Associate Provost Dark received her B.A. magna cum laude from Upsala College, East Orange, N.J. and her Juris Doctor degree from Rutgers-Newark University School of Law, Newark, N.J. where she was the recipient of the Alumni Senior Prize (graduating senior exhibiting highest achievement in law school and potential for success in the legal profession).  She is a member of the New Jersey and Pennsylvania Bars. In November 2018, she received the Distinguished Alumni Award from Rutgers University School of Law for her accomplishments in the legal profession.      

Professional Contributions

In the past, Professor Dark has frequently contributed to the profession through service in a variety of ways. She was active in the Virginia State Bar serving on the Judicial Selections Committee and as a lecturer in the mandatory professional responsibility course. While in Oregon, she was a member of the Oregon Supreme Court and Oregon State Bar Task Force on Gender Fairness where she chaired the committees on Intersectionality and Training for the Task Force. The final report of this task force was published in the spring of 1998. This report received national attention from a number of sources including the American Bar Association’s Commission on Women, because of the inclusion of Intersectionality in the study.

In legal education, Professor Dark has served in a number of different capacities. She was Chair of the Minority Affairs Committee of the Law School Admission Council and a member of the Board of Trustees of the Law School Admission Council. The Law School Admission Council is best known for the development and administration of the LSAT. She was also a member of the Board of Directors of the Society of American Law Teachers. Professor Dark was active in the Association of American Law Schools.
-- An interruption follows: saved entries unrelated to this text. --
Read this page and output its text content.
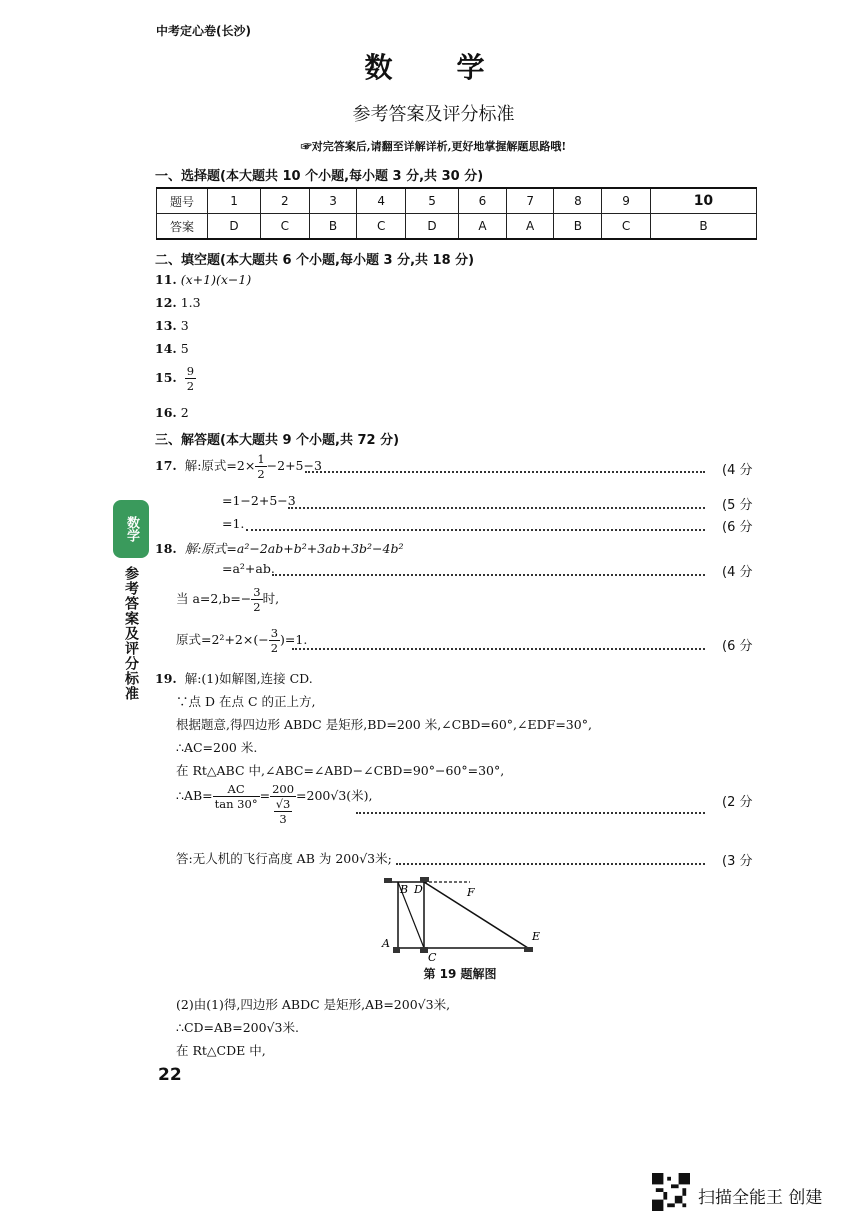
中考定心卷(长沙)
数　学
参考答案及评分标准
☞对完答案后,请翻至详解详析,更好地掌握解题思路哦!
一、选择题(本大题共 10 个小题,每小题 3 分,共 30 分)
题号	1	2	3	4	5	6	7	8	9	10
答案	D	C	B	C	D	A	A	B	C	B
二、填空题(本大题共 6 个小题,每小题 3 分,共 18 分)
11. (x+1)(x−1)
12. 1.3
13. 3
14. 5
15. $\frac{9}{2}$
16. 2
三、解答题(本大题共 9 个小题,共 72 分)
17. 解:原式$=2\times \frac{1}{2} -2+5-3$	(4 分
=1−2+5−3	(5 分
=1.	(6 分
18. 解:原式=a²−2ab+b²+3ab+3b²−4b²
=a²+ab.	(4 分
当 $a=2,b=- \frac{3}{2}$ 时,
原式$=2^2+2\times(- \frac{3}{2} )=1$.	(6 分
19. 解:(1)如解图,连接 CD.
∵点 D 在点 C 的正上方,
根据题意,得四边形 ABDC 是矩形,BD=200 米,∠CBD=60°,∠EDF=30°,
∴AC=200 米.
在 Rt△ABC 中,∠ABC=∠ABD−∠CBD=90°−60°=30°,
∴AB= $\frac{AC}{\tan 30^\circ} = \frac{200}{\frac{√3}{3}} =200√3$(米),	(2 分
答:无人机的飞行高度 AB 为 200√3米;	(3 分
B D	F
A
C
E
第 19 题解图
(2)由(1)得,四边形 ABDC 是矩形,AB=200√3米,
∴CD=AB=200√3米.
在 Rt△CDE 中,
数学
参考答案及评分标准
22
扫描全能王 创建
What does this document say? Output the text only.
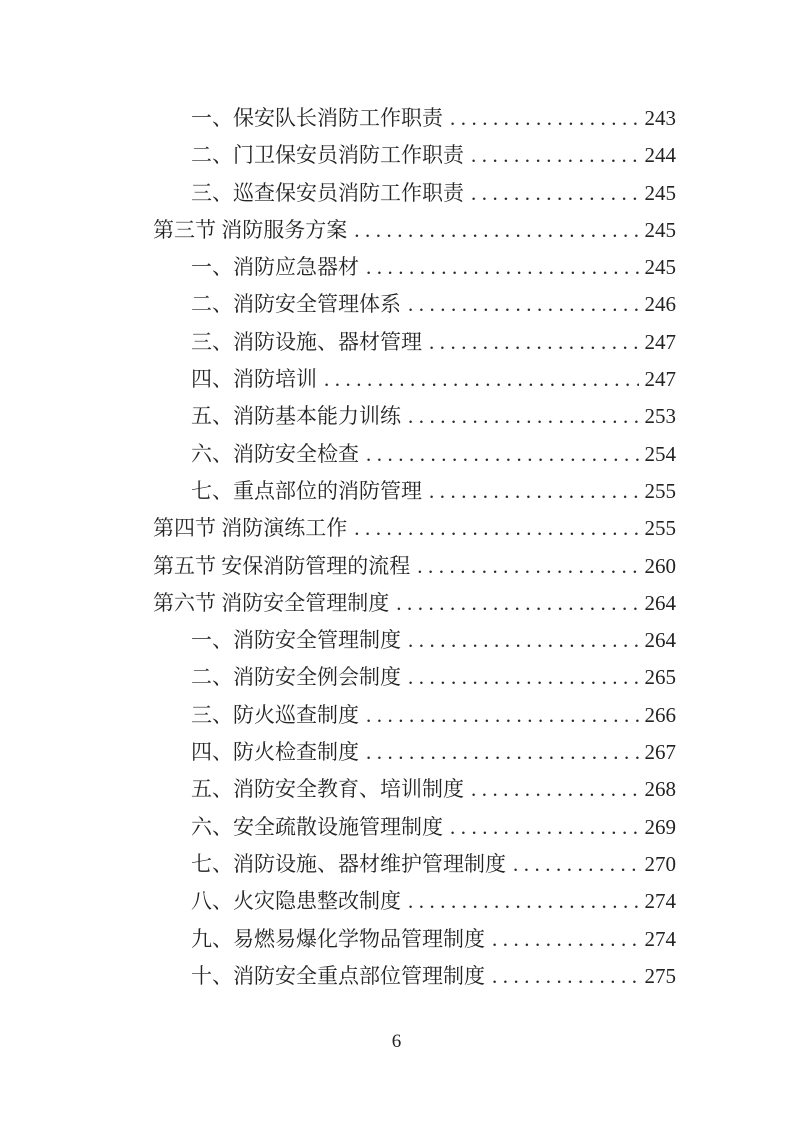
一、保安队长消防工作职责 .....	243
二、门卫保安员消防工作职责 .....	244
三、巡查保安员消防工作职责 .....	245
第三节 消防服务方案 .....	245
一、消防应急器材 .....	245
二、消防安全管理体系 .....	246
三、消防设施、器材管理 .....	247
四、消防培训 .....	247
五、消防基本能力训练 .....	253
六、消防安全检查 .....	254
七、重点部位的消防管理 .....	255
第四节 消防演练工作 .....	255
第五节 安保消防管理的流程 .....	260
第六节 消防安全管理制度 .....	264
一、消防安全管理制度 .....	264
二、消防安全例会制度 .....	265
三、防火巡查制度 .....	266
四、防火检查制度 .....	267
五、消防安全教育、培训制度 .....	268
六、安全疏散设施管理制度 .....	269
七、消防设施、器材维护管理制度 .....	270
八、火灾隐患整改制度 .....	274
九、易燃易爆化学物品管理制度 .....	274
十、消防安全重点部位管理制度 .....	275
6
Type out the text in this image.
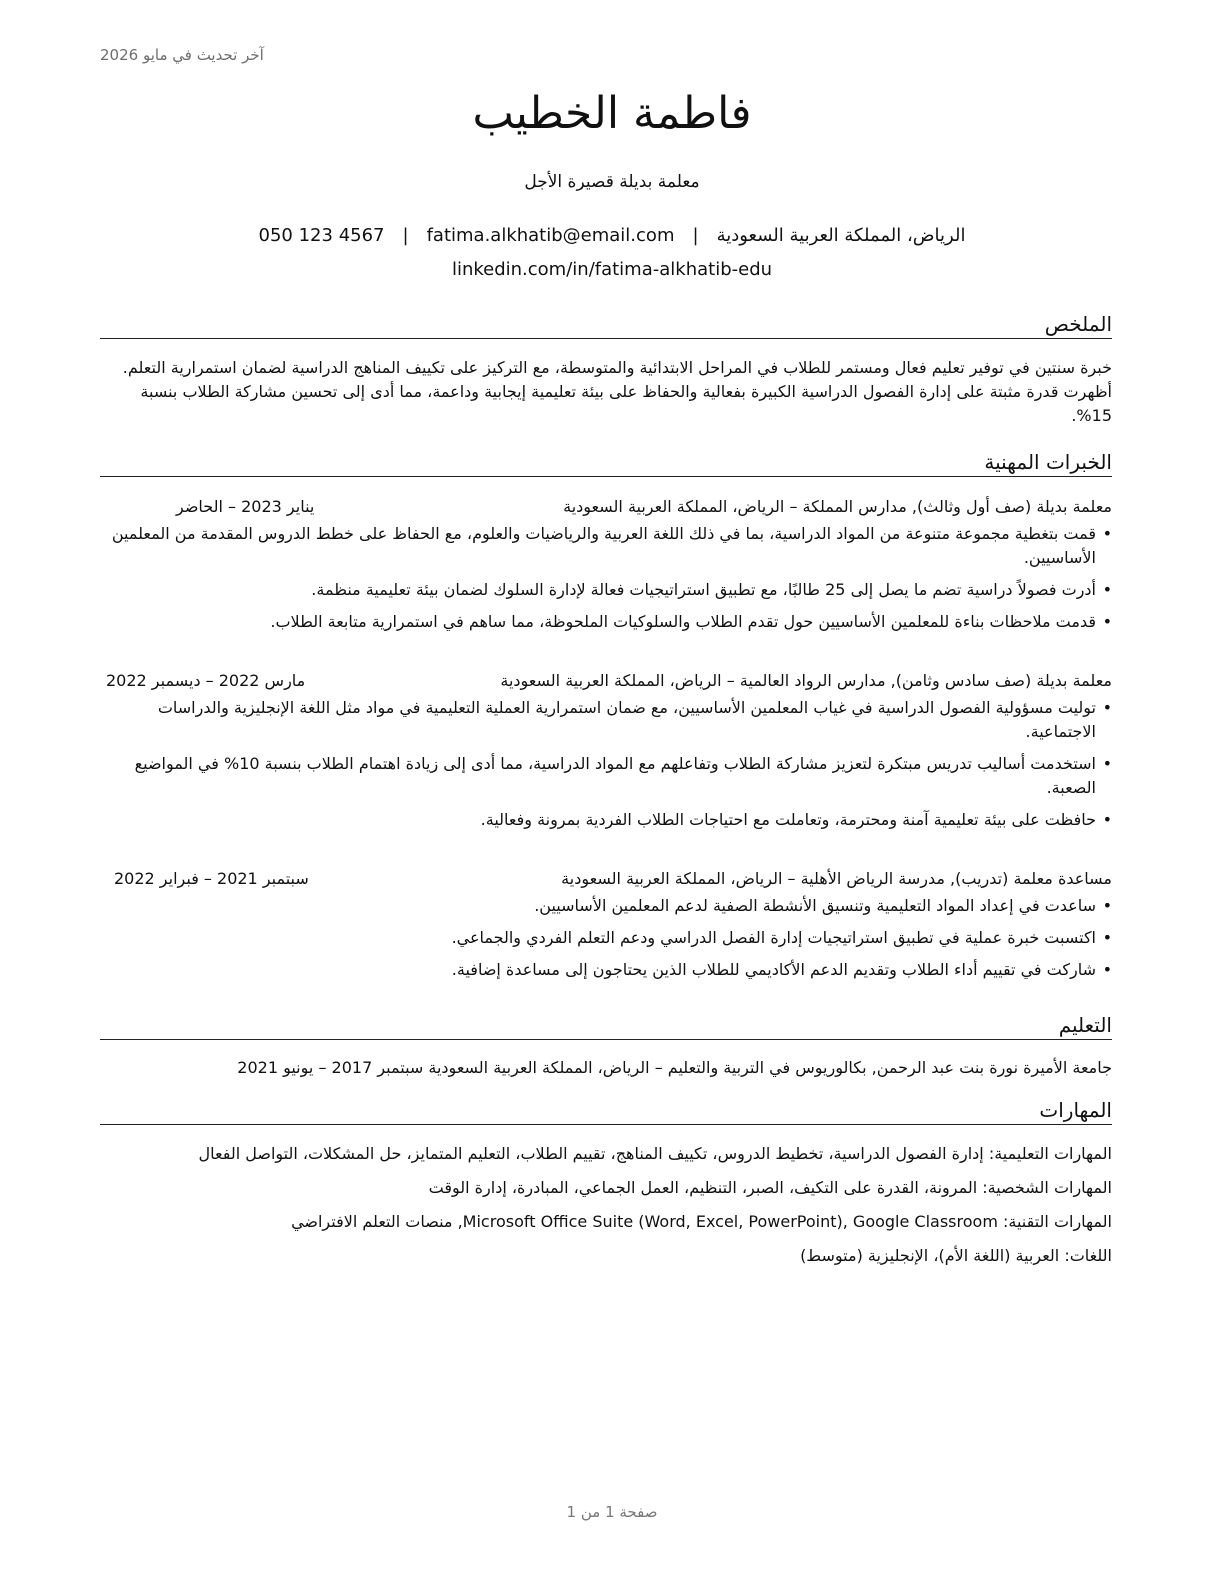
آخر تحديث في مايو 2026
فاطمة الخطيب
معلمة بديلة قصيرة الأجل
الرياض، المملكة العربية السعودية|fatima.alkhatib@email.com|050 123 4567
linkedin.com/in/fatima-alkhatib-edu
الملخص
خبرة سنتين في توفير تعليم فعال ومستمر للطلاب في المراحل الابتدائية والمتوسطة، مع التركيز على تكييف المناهج الدراسية لضمان استمرارية التعلم. أظهرت قدرة مثبتة على إدارة الفصول الدراسية الكبيرة بفعالية والحفاظ على بيئة تعليمية إيجابية وداعمة، مما أدى إلى تحسين مشاركة الطلاب بنسبة 15%.
الخبرات المهنية
معلمة بديلة (صف أول وثالث), مدارس المملكة – الرياض، المملكة العربية السعودية
يناير 2023 – الحاضر
• قمت بتغطية مجموعة متنوعة من المواد الدراسية، بما في ذلك اللغة العربية والرياضيات والعلوم، مع الحفاظ على خطط الدروس المقدمة من المعلمين الأساسيين.
• أدرت فصولاً دراسية تضم ما يصل إلى 25 طالبًا، مع تطبيق استراتيجيات فعالة لإدارة السلوك لضمان بيئة تعليمية منظمة.
• قدمت ملاحظات بناءة للمعلمين الأساسيين حول تقدم الطلاب والسلوكيات الملحوظة، مما ساهم في استمرارية متابعة الطلاب.
معلمة بديلة (صف سادس وثامن), مدارس الرواد العالمية – الرياض، المملكة العربية السعودية
مارس 2022 – ديسمبر 2022
• توليت مسؤولية الفصول الدراسية في غياب المعلمين الأساسيين، مع ضمان استمرارية العملية التعليمية في مواد مثل اللغة الإنجليزية والدراسات الاجتماعية.
• استخدمت أساليب تدريس مبتكرة لتعزيز مشاركة الطلاب وتفاعلهم مع المواد الدراسية، مما أدى إلى زيادة اهتمام الطلاب بنسبة 10% في المواضيع الصعبة.
• حافظت على بيئة تعليمية آمنة ومحترمة، وتعاملت مع احتياجات الطلاب الفردية بمرونة وفعالية.
مساعدة معلمة (تدريب), مدرسة الرياض الأهلية – الرياض، المملكة العربية السعودية
سبتمبر 2021 – فبراير 2022
• ساعدت في إعداد المواد التعليمية وتنسيق الأنشطة الصفية لدعم المعلمين الأساسيين.
• اكتسبت خبرة عملية في تطبيق استراتيجيات إدارة الفصل الدراسي ودعم التعلم الفردي والجماعي.
• شاركت في تقييم أداء الطلاب وتقديم الدعم الأكاديمي للطلاب الذين يحتاجون إلى مساعدة إضافية.
التعليم
جامعة الأميرة نورة بنت عبد الرحمن, بكالوريوس في التربية والتعليم – الرياض، المملكة العربية السعودية سبتمبر 2017 – يونيو 2021
المهارات
المهارات التعليمية: إدارة الفصول الدراسية، تخطيط الدروس، تكييف المناهج، تقييم الطلاب، التعليم المتمايز، حل المشكلات، التواصل الفعال
المهارات الشخصية: المرونة، القدرة على التكيف، الصبر، التنظيم، العمل الجماعي، المبادرة، إدارة الوقت
المهارات التقنية: Microsoft Office Suite (Word, Excel, PowerPoint), Google Classroom, منصات التعلم الافتراضي
اللغات: العربية (اللغة الأم)، الإنجليزية (متوسط)
صفحة 1 من 1
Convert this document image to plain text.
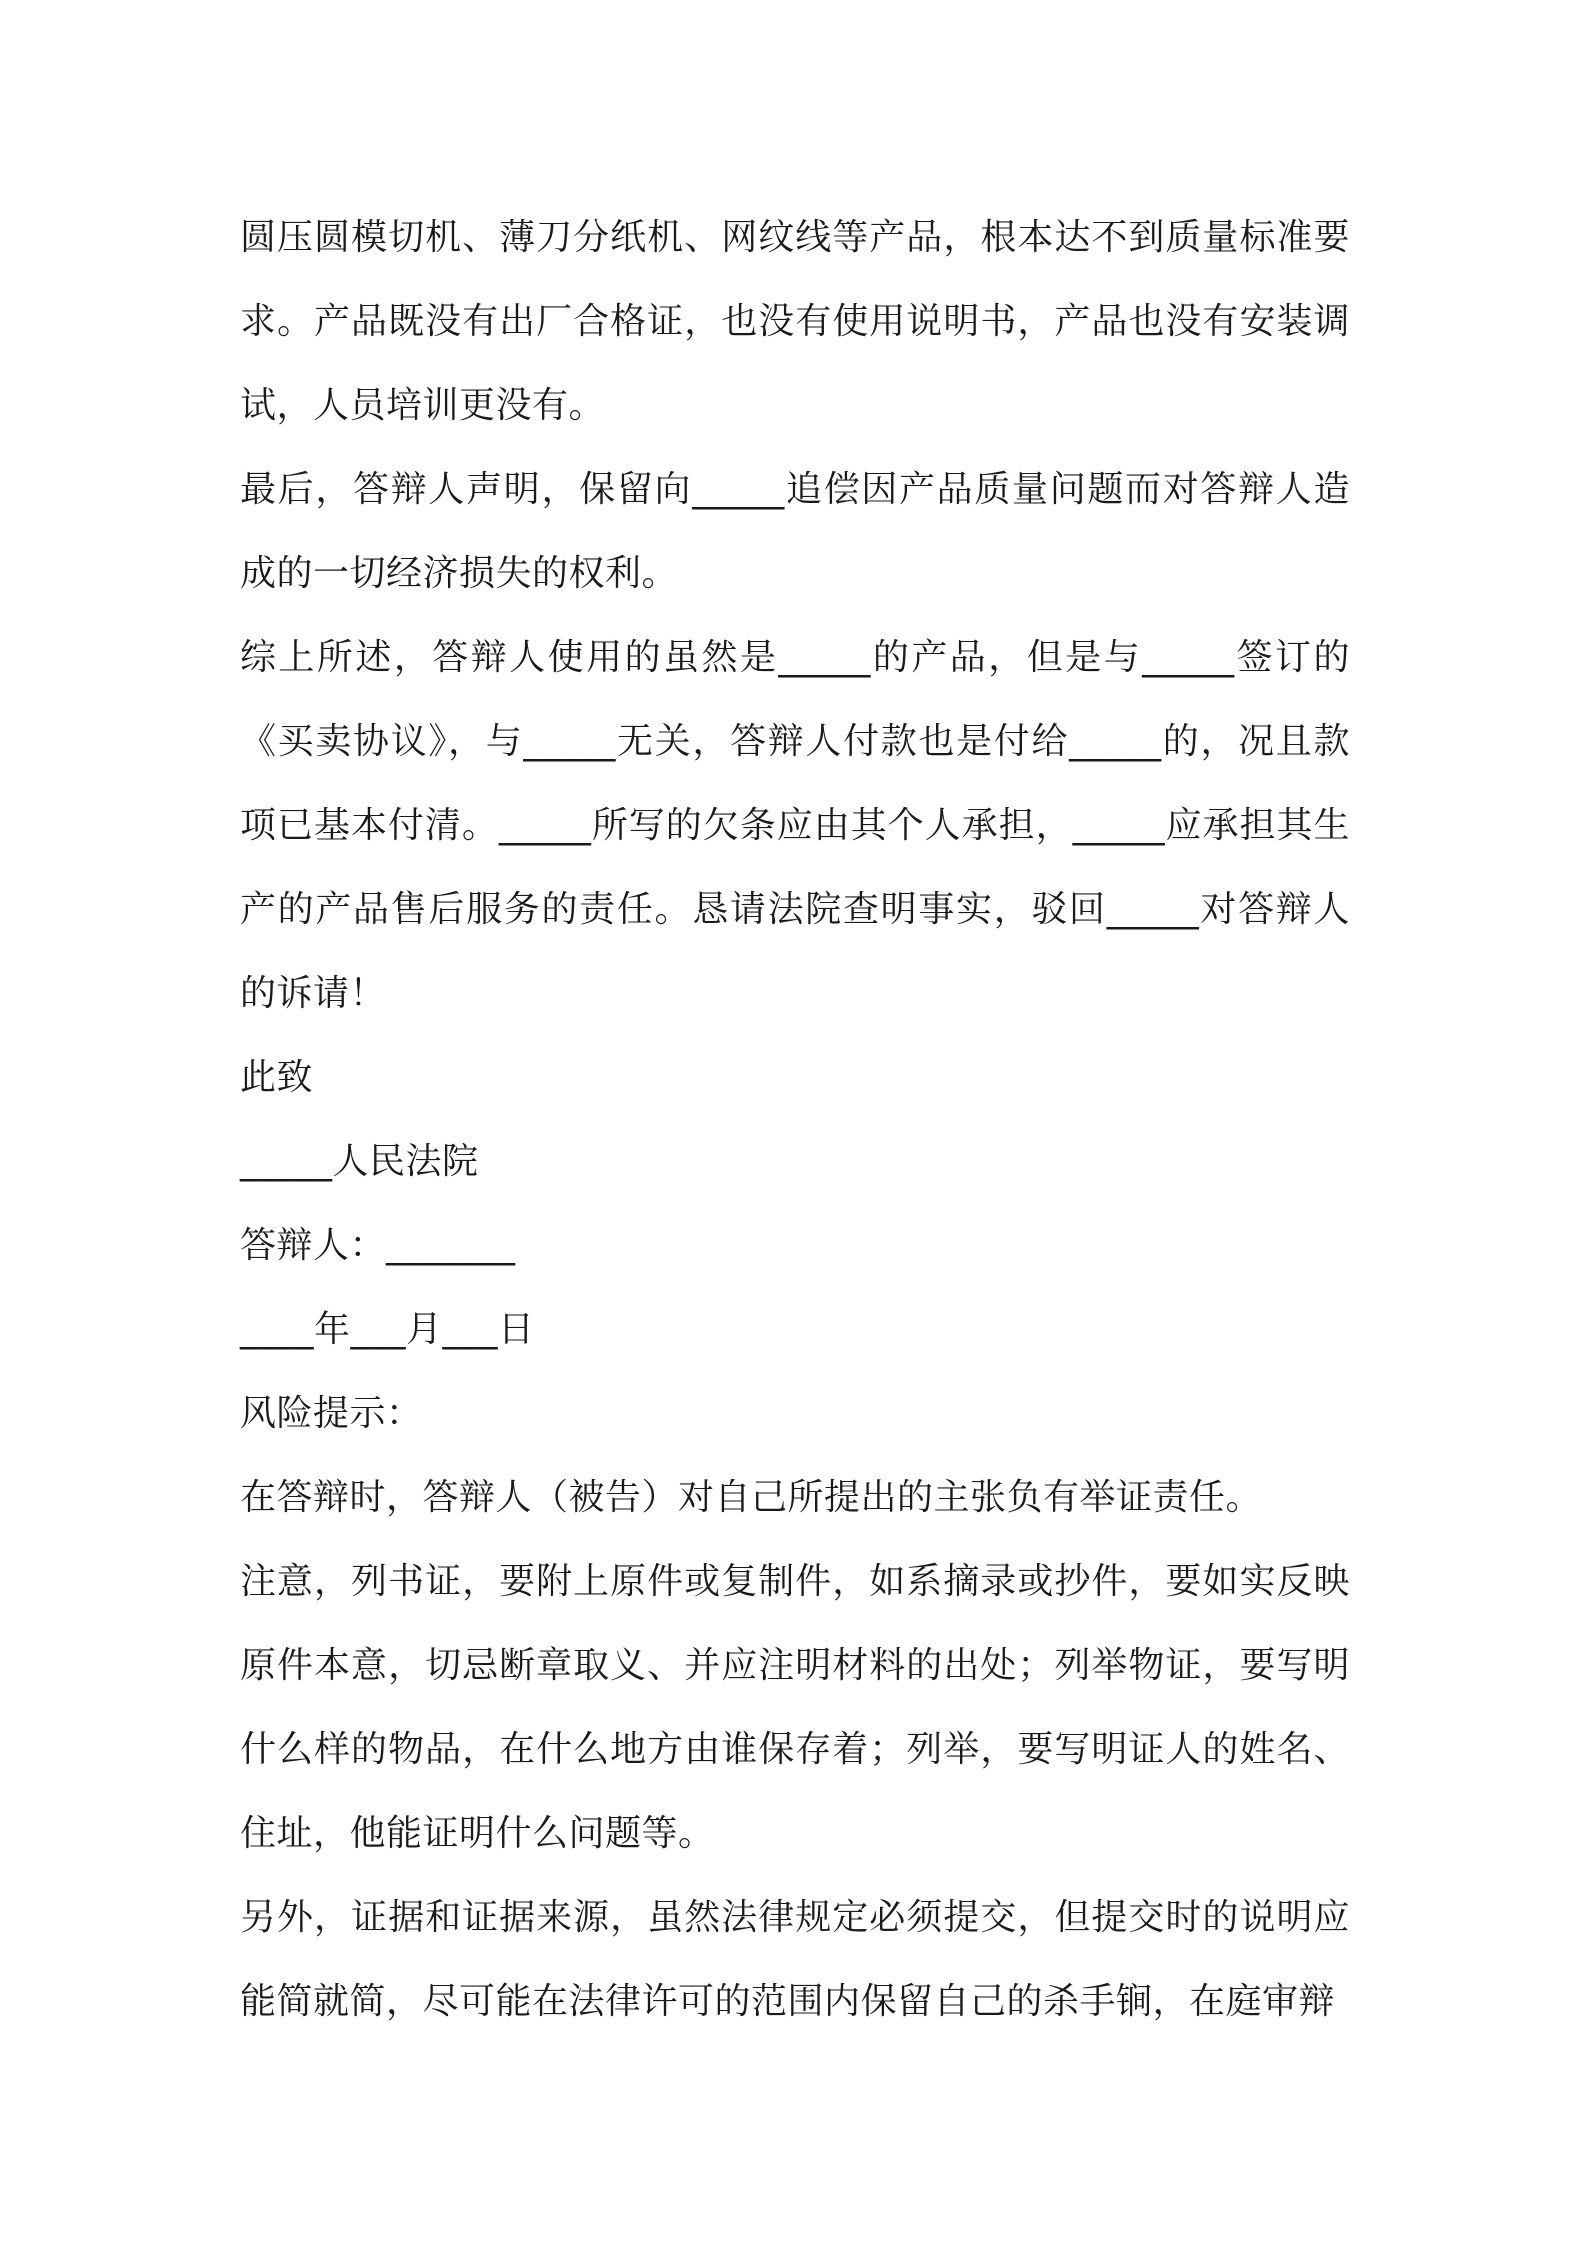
圆压圆模切机、薄刀分纸机、网纹线等产品，根本达不到质量标准要求。产品既没有出厂合格证，也没有使用说明书，产品也没有安装调试，人员培训更没有。

最后，答辩人声明，保留向_____追偿因产品质量问题而对答辩人造成的一切经济损失的权利。

综上所述，答辩人使用的虽然是_____的产品，但是与_____签订的《买卖协议》，与_____无关，答辩人付款也是付给_____的，况且款项已基本付清。_____所写的欠条应由其个人承担，_____应承担其生产的产品售后服务的责任。恳请法院查明事实，驳回_____对答辩人的诉请！

此致

_____人民法院

答辩人：_______

____年___月___日

风险提示：

在答辩时，答辩人（被告）对自己所提出的主张负有举证责任。

注意，列书证，要附上原件或复制件，如系摘录或抄件，要如实反映原件本意，切忌断章取义、并应注明材料的出处；列举物证，要写明什么样的物品，在什么地方由谁保存着；列举，要写明证人的姓名、住址，他能证明什么问题等。

另外，证据和证据来源，虽然法律规定必须提交，但提交时的说明应能简就简，尽可能在法律许可的范围内保留自己的杀手锏，在庭审辩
She served as Chair of the 1994 New Law Teachers Workshop for AALS and Chair of the AALS Standing Committee on Sections and The Annual Meeting for two years. She was Chair of the AALS Section on Women in Legal Education. Most recently, she was a member of the Board of Visitors for the University of Oregon School of Law.

Professor Dark often speaks to groups of students who are interested in the field of law or to law students. For example, while she was in Oregon, she participated in programs directed at minority law students in Oregon law schools that were directed by the Affirmative Action Office of the Oregon State Bar.